Things could change by late Tuesday night, but it was a shot that occurred inside the arc that will forever be associated as the signature moment of Daum’s four-year run. In the aftermath of a wild GPAC championship win on Feb. 27, head coach Drew Olson praised Daum for her growth over time.
“She’s grown so much as a player and as a person,” Olson said. “I’m so proud of what she’s become. She’s an all-conference player in my opinion.”
A few years ago, Olson may not have put Daum on the court in the situation that occurred in the GPAC championship game. Game tied at 88. Less than five seconds left on the clock. Admit it. You didn’t think Daum would be the one to take the last shot. But there she was, slicing into the lane and kissing a contested left-handed flick off the glass.
It was an unforgettable moment during a season of many highs. For one of the few times in Daum’s career, the spotlight – and the TV cameras – was on her.
“Everybody was really excited obviously,” Daum said. “They just thought it was really cool. They were like, ‘Was that the actual play?’ I was like, ‘No, I wasn’t even supposed to touch it.’ I was just lucky enough to have the ball in my hands in that last second. That was an all-around team win.”
No, Daum’s never been THE star on the team. She’s just one of many players who know and perform their roles. There have been some ups and downs. Sometimes she’s started, but mostly she’s come off the bench for teams that have won – and won a lot. Daum and fellow four-year varsity contributor Mary Janovich have been constants during the winningest four-year stretch in school history. The Bulldogs enter the week with a preposterous record of 126-17 since the start of the 2014-15 season.

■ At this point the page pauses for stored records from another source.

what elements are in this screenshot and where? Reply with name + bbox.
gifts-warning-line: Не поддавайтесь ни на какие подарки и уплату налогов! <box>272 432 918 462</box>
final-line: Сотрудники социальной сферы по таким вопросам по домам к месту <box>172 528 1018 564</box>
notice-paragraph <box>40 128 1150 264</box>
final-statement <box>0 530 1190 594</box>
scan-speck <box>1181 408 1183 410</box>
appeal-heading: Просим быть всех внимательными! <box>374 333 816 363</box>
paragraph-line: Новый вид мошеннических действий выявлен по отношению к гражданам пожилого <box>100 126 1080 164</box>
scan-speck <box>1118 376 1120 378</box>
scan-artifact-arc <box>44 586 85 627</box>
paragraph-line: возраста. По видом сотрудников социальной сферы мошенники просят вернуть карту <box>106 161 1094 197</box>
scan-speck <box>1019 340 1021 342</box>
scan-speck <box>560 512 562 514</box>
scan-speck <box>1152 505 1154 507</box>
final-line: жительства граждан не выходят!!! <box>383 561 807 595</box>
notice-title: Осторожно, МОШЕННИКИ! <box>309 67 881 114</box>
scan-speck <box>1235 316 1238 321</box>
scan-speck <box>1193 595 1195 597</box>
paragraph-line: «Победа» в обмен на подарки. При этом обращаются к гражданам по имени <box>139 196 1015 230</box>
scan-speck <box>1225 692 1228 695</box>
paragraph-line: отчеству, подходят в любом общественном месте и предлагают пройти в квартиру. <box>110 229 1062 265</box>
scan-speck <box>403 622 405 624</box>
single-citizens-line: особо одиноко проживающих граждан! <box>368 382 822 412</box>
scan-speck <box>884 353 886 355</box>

Daum and Janovich are also the only players in program history to play for three different national semifinalist teams.
“It’s really, really special,” Daum said. “That’s something that Mary and I can share together and talk about and remember as we get older. You just think about how special that is to be part of such a great program.”
Daum’s final national tournament was made even more special in the second round when she became the program’s 27th player to reach 1,000 career points. Fittingly, she got to that number exactly on a third quarter ‘Daum Bomb’ as part of yet another victory.
Daum’s family was there to see it. Her parents Tim and Kristi don’t miss her games. Even her older sister Aly flew in to see the milestone accomplishment. It’s a rare game when Brenleigh’s phone hasn’t been bombarded with social media notifications from family members.
“My parents do everything they can to support me,” Daum said. “I think my dad has missed like one game the whole time. He was like, ‘Are you sure it’s OK?’ I said, ‘Yes, it’s fine.’ My sister flew in from Virginia to be at the tournament. She just loves watching us play. It’s super special because I don’t see her very often. My aunt also loves coming to games and I actually have quite a bit of family here in Sioux City.”
Brenleigh’s style on the court has drawn attention from more than just family. She’s never seen a shot she didn’t like. They don’t always go in, but she always seems to believe that the next one will. Such confidence is why moments like the one in the GPAC championship game are not too big for Daum.
On Monday night, and hopefully Tuesday night, Daum will #JKC. Just keep chucking. Long live the Daum Bomb.
“It’s definitely bittersweet,” Daum said of the close of her college basketball career. “It’s been a really good four years. I know for sure I’m going to miss it a lot when it’s over.”